We’re intrigued by a preservation group’s plan to save a seemingly doomed pair of Loop office buildings by turning the towers into a local archives center.
As first reported by the Sun-Times’ David Roeder this week, Preservation Chicago has lined up 20 religious orders, including Dominican University in River Forest, that are interested in converting the Century and Consumers buildings, 202 and 220 S. State St., into the proposed Chicago Collaborative Archive Center.
Museums and other non-religious entities could have space there also, said Preservation Chicago Executive Director Ward Miller.
The buildings’ owner, the federal General Service Administration, ought to give a proper hearing to this proposal — or any other legit, preservation-minded efforts aimed at saving these buildings.
As we said back in 2019, rehabbing and reusing the buildings is better for State Street and downtown than the GSA’s patently wrongheaded plan to wreck the skyscrapers to build a landscaped security buffer for the neighboring Dirksen Federal Building, which sits just west at 219 S. Dearborn St.
Archive would be ‘rare’ for the U.S.
Historian Christopher Allison, director of the McGreal Center at Dominican University, said the proposed archive makes sense.
“A collaborative archive of this proposed size is rare in the country,” he said. “It would become a major hub for archive-based research and would consolidate precious sources in one space.”
The GSA has sought demolition for the buildings since 2019, following a federal law enforcement assessment that found the reoccupied buildings could pose a threat to the Dirksen.
The assessment caused the city to pull the plug on a $141 million redevelopment deal that would have preserved the buildings.
The Century and Consumers’ walk to the gallows quickened in April when U.S. Sen.

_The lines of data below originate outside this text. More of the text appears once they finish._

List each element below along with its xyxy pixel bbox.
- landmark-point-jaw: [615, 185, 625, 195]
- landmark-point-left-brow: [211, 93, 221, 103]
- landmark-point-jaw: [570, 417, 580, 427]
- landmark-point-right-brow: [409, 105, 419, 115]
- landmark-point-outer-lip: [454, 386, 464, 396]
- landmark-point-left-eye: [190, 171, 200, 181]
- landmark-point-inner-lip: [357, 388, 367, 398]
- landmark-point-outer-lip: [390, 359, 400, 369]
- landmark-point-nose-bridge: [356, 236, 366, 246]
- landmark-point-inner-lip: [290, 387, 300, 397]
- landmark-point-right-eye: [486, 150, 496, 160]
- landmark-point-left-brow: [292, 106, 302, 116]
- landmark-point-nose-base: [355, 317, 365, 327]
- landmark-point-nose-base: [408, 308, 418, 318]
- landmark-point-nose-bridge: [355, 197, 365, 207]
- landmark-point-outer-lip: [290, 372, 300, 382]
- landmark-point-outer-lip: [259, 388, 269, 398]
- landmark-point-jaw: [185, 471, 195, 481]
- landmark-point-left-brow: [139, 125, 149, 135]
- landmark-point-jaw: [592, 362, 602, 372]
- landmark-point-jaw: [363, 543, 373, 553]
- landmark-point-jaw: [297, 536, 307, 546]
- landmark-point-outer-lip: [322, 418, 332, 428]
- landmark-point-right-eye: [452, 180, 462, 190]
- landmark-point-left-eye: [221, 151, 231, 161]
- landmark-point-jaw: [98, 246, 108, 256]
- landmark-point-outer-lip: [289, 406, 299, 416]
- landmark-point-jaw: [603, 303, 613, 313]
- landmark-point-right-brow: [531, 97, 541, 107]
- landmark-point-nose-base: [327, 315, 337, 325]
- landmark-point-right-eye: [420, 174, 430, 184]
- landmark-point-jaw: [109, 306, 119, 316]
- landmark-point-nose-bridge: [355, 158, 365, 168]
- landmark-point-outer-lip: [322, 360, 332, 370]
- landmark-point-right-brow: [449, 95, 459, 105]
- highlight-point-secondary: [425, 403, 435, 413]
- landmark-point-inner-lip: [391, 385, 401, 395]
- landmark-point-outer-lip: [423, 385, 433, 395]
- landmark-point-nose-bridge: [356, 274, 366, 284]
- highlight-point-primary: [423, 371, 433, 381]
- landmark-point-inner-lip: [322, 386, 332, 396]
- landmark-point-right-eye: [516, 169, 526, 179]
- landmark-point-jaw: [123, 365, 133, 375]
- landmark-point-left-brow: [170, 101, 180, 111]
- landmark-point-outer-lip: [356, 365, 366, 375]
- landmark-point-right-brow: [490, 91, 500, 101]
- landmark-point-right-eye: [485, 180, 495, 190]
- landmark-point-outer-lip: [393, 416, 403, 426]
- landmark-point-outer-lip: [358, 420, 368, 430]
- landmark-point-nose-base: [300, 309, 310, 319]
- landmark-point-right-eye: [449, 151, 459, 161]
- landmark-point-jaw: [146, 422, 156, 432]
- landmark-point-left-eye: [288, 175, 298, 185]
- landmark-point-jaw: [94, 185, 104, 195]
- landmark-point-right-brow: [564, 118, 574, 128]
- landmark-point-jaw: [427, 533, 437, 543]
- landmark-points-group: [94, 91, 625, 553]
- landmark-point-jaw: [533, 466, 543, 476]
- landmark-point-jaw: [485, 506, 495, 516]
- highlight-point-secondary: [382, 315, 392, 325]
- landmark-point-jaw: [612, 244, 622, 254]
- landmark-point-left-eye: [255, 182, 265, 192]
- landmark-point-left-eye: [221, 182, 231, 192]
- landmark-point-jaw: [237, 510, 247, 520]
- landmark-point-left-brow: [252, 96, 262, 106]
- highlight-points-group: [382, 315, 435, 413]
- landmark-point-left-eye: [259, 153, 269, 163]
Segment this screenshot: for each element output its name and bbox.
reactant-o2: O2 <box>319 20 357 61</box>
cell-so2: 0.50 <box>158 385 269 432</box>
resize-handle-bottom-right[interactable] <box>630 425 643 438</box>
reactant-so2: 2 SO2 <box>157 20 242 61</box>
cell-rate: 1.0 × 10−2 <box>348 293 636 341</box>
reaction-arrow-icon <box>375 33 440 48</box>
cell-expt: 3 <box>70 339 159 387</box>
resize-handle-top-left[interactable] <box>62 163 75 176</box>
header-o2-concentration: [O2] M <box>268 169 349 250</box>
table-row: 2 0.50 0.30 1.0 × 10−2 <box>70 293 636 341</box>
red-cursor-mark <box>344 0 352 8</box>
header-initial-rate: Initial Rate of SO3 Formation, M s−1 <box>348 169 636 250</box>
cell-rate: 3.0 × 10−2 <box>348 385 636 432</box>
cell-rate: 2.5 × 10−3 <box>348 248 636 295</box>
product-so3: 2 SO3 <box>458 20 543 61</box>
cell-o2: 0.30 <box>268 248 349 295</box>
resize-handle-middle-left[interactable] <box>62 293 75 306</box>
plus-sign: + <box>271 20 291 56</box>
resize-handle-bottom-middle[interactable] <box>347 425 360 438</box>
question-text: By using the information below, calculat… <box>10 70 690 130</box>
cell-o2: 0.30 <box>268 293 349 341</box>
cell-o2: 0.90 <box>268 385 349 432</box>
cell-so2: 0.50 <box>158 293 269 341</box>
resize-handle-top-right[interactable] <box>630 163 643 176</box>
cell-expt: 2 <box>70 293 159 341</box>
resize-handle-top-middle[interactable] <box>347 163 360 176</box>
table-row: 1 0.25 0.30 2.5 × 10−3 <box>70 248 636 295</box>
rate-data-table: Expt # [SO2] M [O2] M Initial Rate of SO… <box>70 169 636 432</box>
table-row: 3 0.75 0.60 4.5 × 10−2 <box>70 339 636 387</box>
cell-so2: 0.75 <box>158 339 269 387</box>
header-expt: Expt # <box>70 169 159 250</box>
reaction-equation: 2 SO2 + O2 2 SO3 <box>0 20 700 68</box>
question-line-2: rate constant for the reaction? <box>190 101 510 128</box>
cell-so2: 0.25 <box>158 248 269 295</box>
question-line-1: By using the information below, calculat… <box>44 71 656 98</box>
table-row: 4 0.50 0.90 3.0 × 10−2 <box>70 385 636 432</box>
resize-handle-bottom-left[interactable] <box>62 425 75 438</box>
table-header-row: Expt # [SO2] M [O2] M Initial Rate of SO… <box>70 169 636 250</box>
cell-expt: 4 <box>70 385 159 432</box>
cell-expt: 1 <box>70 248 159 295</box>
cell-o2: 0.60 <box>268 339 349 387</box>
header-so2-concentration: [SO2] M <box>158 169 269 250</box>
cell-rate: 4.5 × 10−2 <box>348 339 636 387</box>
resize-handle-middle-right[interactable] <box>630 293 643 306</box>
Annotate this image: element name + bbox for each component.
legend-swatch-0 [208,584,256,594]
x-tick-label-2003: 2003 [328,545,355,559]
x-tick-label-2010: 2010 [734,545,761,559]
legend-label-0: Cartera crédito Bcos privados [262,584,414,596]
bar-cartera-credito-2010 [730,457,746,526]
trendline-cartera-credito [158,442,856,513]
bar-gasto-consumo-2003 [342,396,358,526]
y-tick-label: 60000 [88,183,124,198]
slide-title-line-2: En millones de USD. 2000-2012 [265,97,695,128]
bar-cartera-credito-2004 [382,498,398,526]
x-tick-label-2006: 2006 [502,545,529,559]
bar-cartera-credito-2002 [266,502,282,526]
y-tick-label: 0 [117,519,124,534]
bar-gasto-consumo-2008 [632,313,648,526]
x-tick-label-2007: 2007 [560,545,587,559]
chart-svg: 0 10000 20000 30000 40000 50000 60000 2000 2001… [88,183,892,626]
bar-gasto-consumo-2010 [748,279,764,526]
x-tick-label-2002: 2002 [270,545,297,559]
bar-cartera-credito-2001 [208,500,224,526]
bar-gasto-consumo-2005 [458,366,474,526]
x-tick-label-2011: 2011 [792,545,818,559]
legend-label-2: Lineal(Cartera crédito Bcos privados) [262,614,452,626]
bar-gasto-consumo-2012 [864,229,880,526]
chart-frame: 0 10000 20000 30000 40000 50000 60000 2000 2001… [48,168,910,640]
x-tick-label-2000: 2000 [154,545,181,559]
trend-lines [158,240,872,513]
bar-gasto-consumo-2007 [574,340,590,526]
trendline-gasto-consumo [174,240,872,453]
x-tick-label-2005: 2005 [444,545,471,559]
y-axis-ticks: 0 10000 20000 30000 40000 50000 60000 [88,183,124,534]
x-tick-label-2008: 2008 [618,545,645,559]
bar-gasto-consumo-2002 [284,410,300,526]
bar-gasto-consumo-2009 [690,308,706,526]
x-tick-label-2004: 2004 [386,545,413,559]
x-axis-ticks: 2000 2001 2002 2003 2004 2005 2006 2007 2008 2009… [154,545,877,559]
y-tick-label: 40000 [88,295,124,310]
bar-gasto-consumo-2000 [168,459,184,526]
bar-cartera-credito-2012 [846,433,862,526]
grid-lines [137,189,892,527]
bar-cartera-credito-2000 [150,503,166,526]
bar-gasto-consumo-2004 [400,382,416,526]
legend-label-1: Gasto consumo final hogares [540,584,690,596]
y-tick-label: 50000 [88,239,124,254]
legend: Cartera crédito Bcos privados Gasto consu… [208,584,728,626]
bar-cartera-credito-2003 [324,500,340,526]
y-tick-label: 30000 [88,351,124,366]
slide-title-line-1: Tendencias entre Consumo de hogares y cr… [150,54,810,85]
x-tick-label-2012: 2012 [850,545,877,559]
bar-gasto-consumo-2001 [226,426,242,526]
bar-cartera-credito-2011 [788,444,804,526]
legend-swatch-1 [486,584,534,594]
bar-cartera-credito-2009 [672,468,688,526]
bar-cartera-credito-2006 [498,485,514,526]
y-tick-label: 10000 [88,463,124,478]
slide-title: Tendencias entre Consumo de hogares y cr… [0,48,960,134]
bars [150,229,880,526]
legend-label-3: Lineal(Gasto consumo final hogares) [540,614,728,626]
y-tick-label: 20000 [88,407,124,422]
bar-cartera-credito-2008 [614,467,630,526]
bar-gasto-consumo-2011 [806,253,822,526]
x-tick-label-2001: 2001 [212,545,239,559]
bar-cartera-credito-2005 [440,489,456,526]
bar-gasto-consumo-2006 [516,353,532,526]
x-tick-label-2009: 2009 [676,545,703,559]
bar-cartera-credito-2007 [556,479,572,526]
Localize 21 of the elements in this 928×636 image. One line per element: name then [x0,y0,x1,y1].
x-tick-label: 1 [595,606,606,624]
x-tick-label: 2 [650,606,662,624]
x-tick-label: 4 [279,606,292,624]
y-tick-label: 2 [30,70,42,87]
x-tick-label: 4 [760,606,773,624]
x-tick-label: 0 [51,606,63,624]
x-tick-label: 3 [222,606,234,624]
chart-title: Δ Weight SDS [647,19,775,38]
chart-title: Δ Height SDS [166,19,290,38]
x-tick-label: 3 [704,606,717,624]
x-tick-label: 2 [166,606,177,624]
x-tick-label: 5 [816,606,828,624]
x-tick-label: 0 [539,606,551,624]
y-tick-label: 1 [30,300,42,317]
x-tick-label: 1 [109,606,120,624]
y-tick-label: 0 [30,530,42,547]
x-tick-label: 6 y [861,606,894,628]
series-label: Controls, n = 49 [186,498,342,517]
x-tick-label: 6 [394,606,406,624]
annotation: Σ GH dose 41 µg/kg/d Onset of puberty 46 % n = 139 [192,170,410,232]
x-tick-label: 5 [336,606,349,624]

Richard Durbin, D-Ill, earmarked $52 million for the GSA to raze the terra cotta-clad towers and two small buildings between them.
But an archive, which would have limited public access and could be designed with no windows or rooftop access overlooking the Dirksen, could preserve and reuse the buildings while addressing the federal government’s security concerns.
Still time for a solution
There are still many questions to answer regarding the proposal, such as the cost of rehabbing the buildings and restoring their weathered, terra cotta-clad exteriors.
And given that archives are not money-makers, what other uses, designed to help pay the freight of it all, can be baked into any deal to acquire the structures from the GSA — without again raising security concerns at the Dirksen?
Fortunately, there’s time to consider all this and more. Under the National Historic Preservation Act, the GSA must “identify and assess the effects its actions may have on historic buildings ... [and] consider public views and concerns about historic preservation issues when making final project decisions.”
Public meetings are planned for this summer and would go on until next year, according to the GSA. Demolition, if it happens at all, wouldn’t occur until 2024.